In Honor of the One-Year Release Anniversary of Dallas Buyers Club

Movie+poster+for+Dallas+Buyers+Club%2C+whose+1-year+release+anniversary+is+coming+up+in+2+months

Movie poster for Dallas Buyers Club, whose 1-year release anniversary is coming up in 2 months

Selina Pi, Editor

“AIDS! It’ll never happen to me!” thought Ron Woodroof even as his doctor revealed to him he had HIV and thirty days to live.

For people interested in the U.S. AIDS crisis and an ensuing story of moral growth, Dallas Buyers Club, released almost a year ago on November 22, 2013, is a fitting movie. It’s rated R for adult material and drug use, but director Jean-Marc Vallée’s delicate portrayal of these behaviors in relation to the transmission of HIV presents a more qualified perspective than the media’s general celebration of the modern “YOLO” partying mentality. Matthew McCanaughey and Jared Leto respectively star as lanky Ron Woodroof, a homophobic electrician and rodeo-lover-turned-AIDS-rights-fighter, and Rayon, a spirited transgender patient who helps Woodroof distribute experimental drugs to other patients. Both actors received Oscars for their performances, and the movie itself received a nomination for Best Picture. Abrupt transitions and a driving curiosity to know what’s going on will keep you entertained.

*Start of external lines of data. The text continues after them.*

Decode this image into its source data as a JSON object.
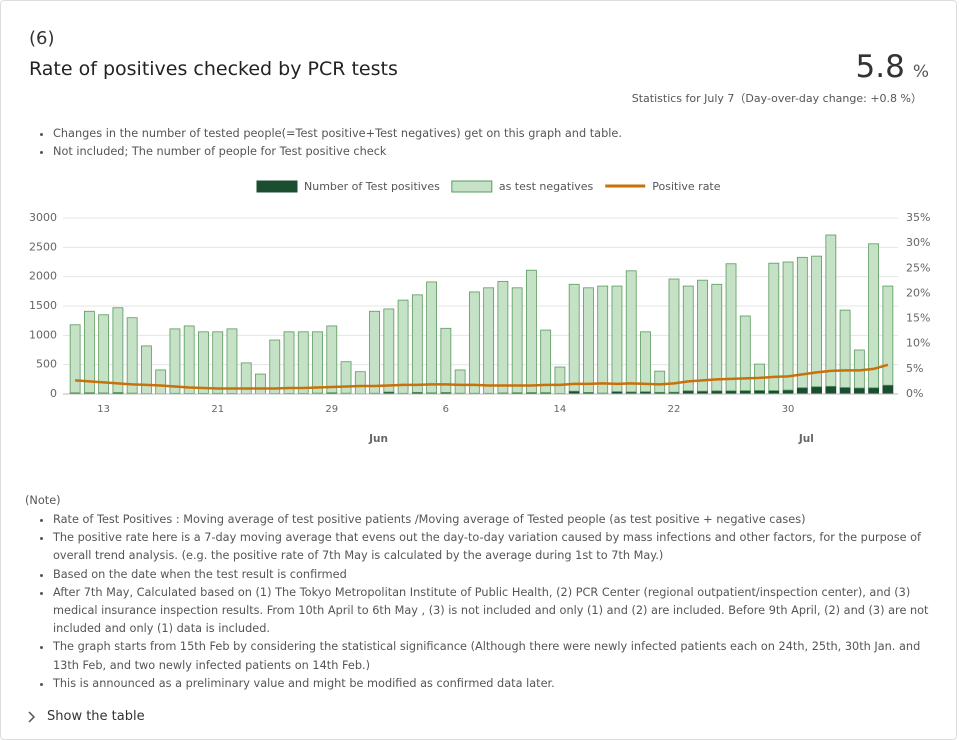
{
  "header": {
    "number": "(6)",
    "title": "Rate of positives checked by PCR tests",
    "value": 5.8,
    "unit": "%",
    "subtitle": "Statistics for July 7（Day-over-day change: +0.8 %）"
  },
  "intro": [
    "Changes in the number of tested people(=Test positive+Test negatives) get on this graph and table.",
    "Not included; The number of people for Test positive check"
  ],
  "chart_data": {
    "type": "bar",
    "stacked": true,
    "grid": true,
    "categories": [
      null,
      null,
      "13",
      null,
      null,
      null,
      null,
      null,
      null,
      null,
      "21",
      null,
      null,
      null,
      null,
      null,
      null,
      null,
      "29",
      null,
      null,
      null,
      null,
      null,
      null,
      null,
      "6",
      null,
      null,
      null,
      null,
      null,
      null,
      null,
      "14",
      null,
      null,
      null,
      null,
      null,
      null,
      null,
      "22",
      null,
      null,
      null,
      null,
      null,
      null,
      null,
      "30",
      null,
      null,
      null,
      null,
      null,
      null,
      null
    ],
    "month_labels": [
      null,
      null,
      null,
      null,
      null,
      null,
      null,
      null,
      null,
      null,
      null,
      null,
      null,
      null,
      null,
      null,
      null,
      null,
      null,
      null,
      null,
      "Jun",
      null,
      null,
      null,
      null,
      null,
      null,
      null,
      null,
      null,
      null,
      null,
      null,
      null,
      null,
      null,
      null,
      null,
      null,
      null,
      null,
      null,
      null,
      null,
      null,
      null,
      null,
      null,
      null,
      null,
      "Jul",
      null,
      null,
      null,
      null,
      null,
      null
    ],
    "series": [
      {
        "name": "Number of Test positives",
        "color": "#1b4d31",
        "values": [
          20,
          22,
          18,
          25,
          15,
          8,
          5,
          12,
          10,
          11,
          12,
          10,
          5,
          3,
          8,
          10,
          11,
          15,
          22,
          14,
          5,
          13,
          34,
          12,
          28,
          20,
          26,
          14,
          13,
          12,
          18,
          22,
          25,
          24,
          10,
          48,
          27,
          16,
          41,
          35,
          39,
          29,
          31,
          55,
          48,
          54,
          54,
          57,
          60,
          58,
          67,
          107,
          124,
          131,
          111,
          102,
          106,
          150
        ]
      },
      {
        "name": "as test negatives",
        "color": "#c5e2c6",
        "values": [
          1160,
          1388,
          1332,
          1445,
          1285,
          812,
          405,
          1098,
          1150,
          1049,
          1048,
          1100,
          525,
          337,
          912,
          1050,
          1049,
          1045,
          1138,
          536,
          375,
          1397,
          1416,
          1588,
          1662,
          1890,
          1094,
          396,
          1727,
          1798,
          1902,
          1788,
          2085,
          1066,
          450,
          1822,
          1783,
          1824,
          1799,
          2065,
          1021,
          361,
          1929,
          1785,
          1892,
          1816,
          2166,
          1273,
          450,
          2172,
          2183,
          2223,
          2226,
          2579,
          1319,
          648,
          2454,
          1690
        ]
      },
      {
        "name": "Positive rate",
        "color": "#c8700a",
        "type": "line",
        "axis": "y2",
        "values": [
          2.7,
          2.5,
          2.3,
          2.1,
          1.9,
          1.8,
          1.7,
          1.5,
          1.3,
          1.2,
          1.1,
          1.1,
          1.1,
          1.1,
          1.1,
          1.2,
          1.2,
          1.3,
          1.4,
          1.5,
          1.6,
          1.6,
          1.7,
          1.8,
          1.8,
          1.9,
          1.9,
          1.8,
          1.8,
          1.7,
          1.7,
          1.7,
          1.7,
          1.8,
          1.8,
          2.0,
          2.0,
          2.1,
          2.0,
          2.1,
          2.0,
          1.9,
          2.1,
          2.5,
          2.7,
          2.9,
          3.0,
          3.1,
          3.2,
          3.4,
          3.5,
          3.9,
          4.3,
          4.6,
          4.7,
          4.7,
          5.0,
          5.8
        ]
      }
    ],
    "ylim": [
      0,
      3000
    ],
    "yticks": [
      0,
      500,
      1000,
      1500,
      2000,
      2500,
      3000
    ],
    "y2lim": [
      0,
      35
    ],
    "y2ticks": [
      {
        "value": 0,
        "label": "0%"
      },
      {
        "value": 5,
        "label": "5%"
      },
      {
        "value": 10,
        "label": "10%"
      },
      {
        "value": 15,
        "label": "15%"
      },
      {
        "value": 20,
        "label": "20%"
      },
      {
        "value": 25,
        "label": "25%"
      },
      {
        "value": 30,
        "label": "30%"
      },
      {
        "value": 35,
        "label": "35%"
      }
    ]
  },
  "notes": {
    "title": "(Note)",
    "items": [
      "Rate of Test Positives : Moving average of test positive patients /Moving average of Tested people (as test positive + negative cases)",
      "The positive rate here is a 7-day moving average that evens out the day-to-day variation caused by mass infections and other factors, for the purpose of overall trend analysis. (e.g. the positive rate of 7th May is calculated by the average during 1st to 7th May.)",
      "Based on the date when the test result is confirmed",
      "After 7th May, Calculated based on (1) The Tokyo Metropolitan Institute of Public Health, (2) PCR Center (regional outpatient/inspection center), and (3) medical insurance inspection results. From 10th April to 6th May , (3) is not included and only (1) and (2) are included. Before 9th April, (2) and (3) are not included and only (1) data is included.",
      "The graph starts from 15th Feb by considering the statistical significance (Although there were newly infected patients each on 24th, 25th, 30th Jan. and 13th Feb, and two newly infected patients on 14th Feb.)",
      "This is announced as a preliminary value and might be modified as confirmed data later."
    ]
  },
  "footer": {
    "toggle": "Show the table"
  }
}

In addition to commenting on feminism and gay rights, the film mentions the conflict between conventional and alternative medicine in its criticism of AZT, the only FDA-approved medication for AIDS but ineffective in the long term. After a near-death experience on his 28th day after diagnosis due to AZT, Woodroof relies on the advice of an unlicensed doctor in Mexico to set his health back in order; the doctor orders the dying party animal to cut out drugs and alcohol, drop AZT, restore his immune system with a healthy diet, and take unapproved medications with promising research for symptom control. The ethical conflict in the film is manifest in modern society: should we provide federally-unapproved drugs to dying people at the expense of rigorous research about their efficacy and safety?

Like another AIDS-focused film produced by HBO in 1993, And the Band Played On, Dallas exhibits how the social perception of HIV transitions from stigma to acceptance. Moreover, both films express the government’s inability to react quickly to the crisis as well as controversy in the medical industry: Dallas depicts the pharmaceutical industry as corrupt, taking advantage of desperate, dying patients, while And the Band Played On addresses a famed doctor’s stolen claim over the discovery of the AIDS virus. Both films include a doctor strongly sympathetic to AIDS victims, thus presenting a personal, human view of the medical profession that contrasts with the coldness of pharmaceutical companies and government agencies; however, one focuses more on the doctor’s efforts to make sense of the crisis, while the other focuses more on the disease’s psychological impact on victims. In their conclusions, each movie displays dramatically simple black and white slides listing the fates of Ron Woodroof and other victims of AIDS, showing that words can sometimes express more than pictures.

Over 17? Get a copy of Dallas Buyers Club (as well as And the Band Played On) from the library, or stream it on Netflix. It’s an excellent reflection of current social and medical issues for the informed Magnet student.